Psyke.org

Highclass

Copyright, Highclass

I’m a 17 year old girl. I started cutting myself when I was 14. My father used to drink a lot. It gave me a strange feeling inside myself. Before I knew it, I was sitting there cutting myself, because I couldn’t stand this feeling/pain. My mom said she was gonna put me in a mental hospital if I didn’t stop. All I wanted was her to understand it, and help me through it. She was always mad at me, and I just got worse. A few months went by, and I stopped, because I didn’t want my mom to tell my docter. One and a half year later I went to a continuation school. Everything was great, but then I started cutting myself all over again. I started thinking about my past. Not just the cutting, but also all the sleeping around, mariuhana, and drinking. I did those things to forget about my mom and dad. My teacher found out and told my parents. I was forced to go to a doctor I hate once a week. All I wanted was a therapist! Someone who could understand where I was coming from!

I haven’t been cutting myself for a little less than a year now. My life is perfect. But a few week ago I started again.
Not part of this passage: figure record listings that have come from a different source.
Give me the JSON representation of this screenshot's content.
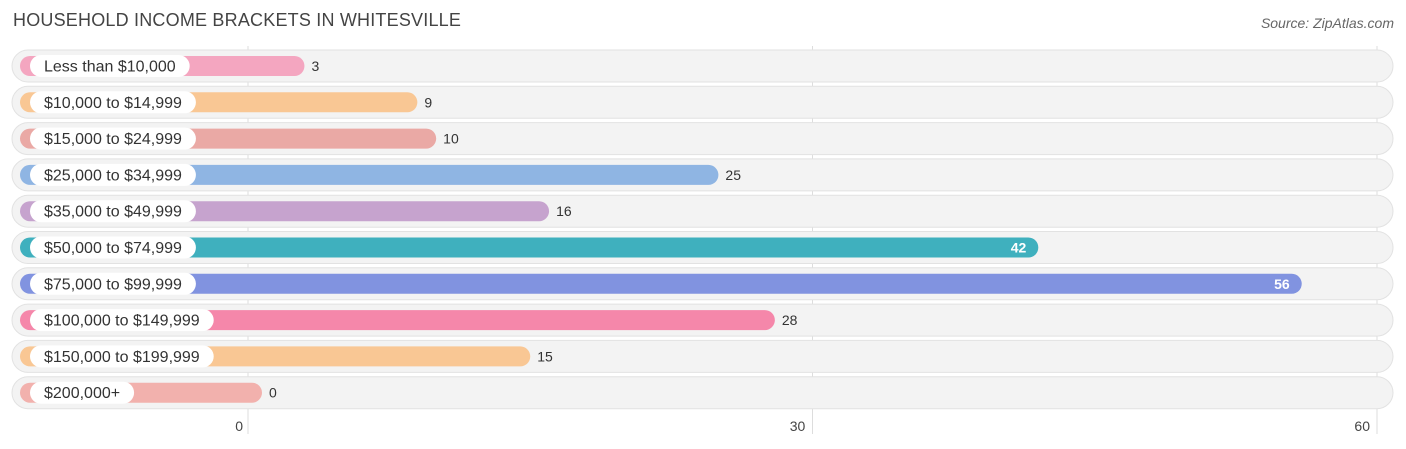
{
  "header": {
    "title": "HOUSEHOLD INCOME BRACKETS IN WHITESVILLE",
    "source": "Source: ZipAtlas.com"
  },
  "chart_data": {
    "type": "bar",
    "orientation": "horizontal",
    "title": "HOUSEHOLD INCOME BRACKETS IN WHITESVILLE",
    "xlabel": "",
    "ylabel": "",
    "xlim": [
      0,
      60
    ],
    "xticks": [
      0,
      30,
      60
    ],
    "grid": true,
    "categories": [
      "Less than $10,000",
      "$10,000 to $14,999",
      "$15,000 to $24,999",
      "$25,000 to $34,999",
      "$35,000 to $49,999",
      "$50,000 to $74,999",
      "$75,000 to $99,999",
      "$100,000 to $149,999",
      "$150,000 to $199,999",
      "$200,000+"
    ],
    "values": [
      3,
      9,
      10,
      25,
      16,
      42,
      56,
      28,
      15,
      0
    ],
    "colors": [
      "#f4a6c0",
      "#f9c794",
      "#eaa9a5",
      "#8fb5e3",
      "#c6a3ce",
      "#3fb0be",
      "#8193e0",
      "#f587aa",
      "#f9c794",
      "#f2b1ad"
    ],
    "value_label_inside": [
      false,
      false,
      false,
      false,
      false,
      true,
      true,
      false,
      false,
      false
    ]
  }
}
This time I don’t know why. I went to see my doctor, and she told me I was sexually abused when I was about 4-5 years old. I can’t remember it, but I know who the guy who abused me is. It’s my cousins grandfather. She told me that the abuse was the reason why I always was cutting myself. Finally I got a therapist, and I’m getting help. I’m thinking about telling the police about it, but it’s kinda hard, because I live in a very small town in the Faroe Islands, and no one will belive my story. My therapist puts me in hypnosis, so I can get my memories back. I think someone should help us “cutters” in the Faroe Islands! We have no one to turn to.

I hope you “cutters” out there are trying to get some help. Good luck.